Clone this repository:
git clone https://github.com/dapr/java-sdk.git
cd java-sdk
Then build the Maven project:
# make sure you are in the `java-sdk` directory.
mvn install
Then get into the examples directory:
cd examples
Initialize Dapr in Self-Hosted Mode by running: dapr init
The Demo service application is meant to expose a method that can be remotely invoked. In this example, the service code has two parts:
In the DemoService.java
file, you will find the DemoService
class, containing the main method. The main method uses the Spring Boot´s DaprApplication class for initializing the ExposerServiceController
. See the code snippet below:
public class DemoService {
///...
public static void main(String[] args) throws Exception {
///...
// If port string is not valid, it will throw an exception.
int port = Integer.parseInt(cmd.getOptionValue("port"));
DaprApplication.start(port);
}
}
DaprApplication.start()
Method will run an Spring Boot application that registers the DemoServiceController
, which exposes the invoking action as a POST request. The Dapr's sidecar is the one that performs the actual call to the controller, triggered by client invocations or bindings.
This Spring Controller exposes the say
method. The method retrieves metadata from the headers and prints them along with the current date in console. The actual response from method is the formatted current date. See the code snippet below:
@RestController
public class DemoServiceController {
///...
@PostMapping(path = "/say")
public Mono<String> handleMethod(@RequestBody(required = false) byte[] body,
@RequestHeader Map<String, String> headers) {
return Mono.fromSupplier(() -> {
try {
String message = body == null ? "" : new String(body, StandardCharsets.UTF_8);
Calendar utcNow = Calendar.getInstance(TimeZone.getTimeZone("GMT"));
String utcNowAsString = DATE_FORMAT.format(utcNow.getTime());
String metadataString = headers == null ? "" : OBJECT_MAPPER.writeValueAsString(headers);
// Handles the request by printing message.
System.out.println(
"Server: " + message + " @ " + utcNowAsString + " and metadata: " + metadataString);
return utcNowAsString;
} catch (Exception e) {
throw new RuntimeException(e);
}
});
}
}
Use the following command to execute the demo service example:
dapr run --app-id invokedemo --app-port 3000 -- java -jar target/dapr-java-sdk-examples-exec.jar io.dapr.examples.invoke.http.DemoService -p 3000
Once running, the ExposerService is now ready to be invoked by Dapr.

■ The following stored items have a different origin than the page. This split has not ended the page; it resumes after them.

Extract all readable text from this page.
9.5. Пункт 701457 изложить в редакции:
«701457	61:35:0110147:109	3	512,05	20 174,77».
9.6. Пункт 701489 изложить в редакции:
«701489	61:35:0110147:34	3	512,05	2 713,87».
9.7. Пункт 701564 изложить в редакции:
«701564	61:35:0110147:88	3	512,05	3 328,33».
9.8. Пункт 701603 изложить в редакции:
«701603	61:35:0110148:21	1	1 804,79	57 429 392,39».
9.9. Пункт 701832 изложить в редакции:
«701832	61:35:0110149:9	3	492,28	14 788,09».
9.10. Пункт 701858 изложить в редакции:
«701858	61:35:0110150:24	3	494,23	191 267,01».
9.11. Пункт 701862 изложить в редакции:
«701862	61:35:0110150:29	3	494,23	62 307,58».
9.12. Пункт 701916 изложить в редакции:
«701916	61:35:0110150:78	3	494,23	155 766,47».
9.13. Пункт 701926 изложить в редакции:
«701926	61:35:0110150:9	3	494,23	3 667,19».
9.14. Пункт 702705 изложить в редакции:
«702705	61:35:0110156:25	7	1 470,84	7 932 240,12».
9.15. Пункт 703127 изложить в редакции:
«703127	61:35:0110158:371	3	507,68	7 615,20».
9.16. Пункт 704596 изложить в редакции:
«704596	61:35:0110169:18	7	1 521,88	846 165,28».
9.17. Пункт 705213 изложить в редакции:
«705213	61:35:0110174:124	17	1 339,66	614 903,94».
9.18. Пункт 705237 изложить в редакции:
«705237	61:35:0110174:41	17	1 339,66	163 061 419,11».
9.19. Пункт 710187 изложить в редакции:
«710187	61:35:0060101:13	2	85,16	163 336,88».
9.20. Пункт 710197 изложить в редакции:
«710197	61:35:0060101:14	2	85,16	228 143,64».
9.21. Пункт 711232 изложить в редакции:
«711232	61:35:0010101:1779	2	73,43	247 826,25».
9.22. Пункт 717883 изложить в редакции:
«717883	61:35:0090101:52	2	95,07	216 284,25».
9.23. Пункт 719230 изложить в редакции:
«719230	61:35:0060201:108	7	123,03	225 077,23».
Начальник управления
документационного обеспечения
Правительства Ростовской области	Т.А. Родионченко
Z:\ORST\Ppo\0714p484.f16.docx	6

The Invoke client sample uses the Dapr SDK for invoking the remote method. The main method declares a Dapr Client using the DaprClientBuilder
class. Notice that DaprClientBuilder can receive two optional serializers: withObjectSerializer()
is for Dapr's sent and received objects, and withStateSerializer()
is for objects to be persisted. It needs to know the method name to invoke as well as the application id for the remote application. This example, we stick to the default serializer. In InvokeClient.java
file, you will find the InvokeClient
class and the main
method. See the code snippet below:
public class InvokeClient {
private static final String SERVICE_APP_ID = "invokedemo";
///...
public static void main(String[] args) throws Exception {
try (DaprClient client = (new DaprClientBuilder()).build()) {
for (String message : args) {
byte[] response = client.invokeMethod(SERVICE_APP_ID, "say", message, HttpExtension.POST, null,
byte[].class).block();
System.out.println(new String(response));
}
// This is an example, so for simplicity we are just exiting here.
// Normally a dapr app would be a web service and not exit main.
System.out.println("Done");
}
}
///...
}
The class knows the app id for the remote application. It uses the the static Dapr.getInstance().invokeMethod
method to invoke the remote method defining the parameters: The verb, application id, method name, and proper data and metadata, as well as the type of the expected return type. The returned payload for this method invocation is plain text and not a JSON String, so we expect byte[]
to get the raw response and not try to deserialize it.
Execute the follow script in order to run the InvokeClient example, passing two messages for the remote method:
dapr run --app-id invokeclient -- java -jar target/dapr-java-sdk-examples-exec.jar io.dapr.examples.invoke.http.InvokeClient "message one" "message two"
Finally, the console for invokeclient
should output:
== APP == "message one" received
== APP == "message two" received
== APP == Done
For more details on Dapr Spring Boot integration, please refer to Dapr Spring Boot Application implementation.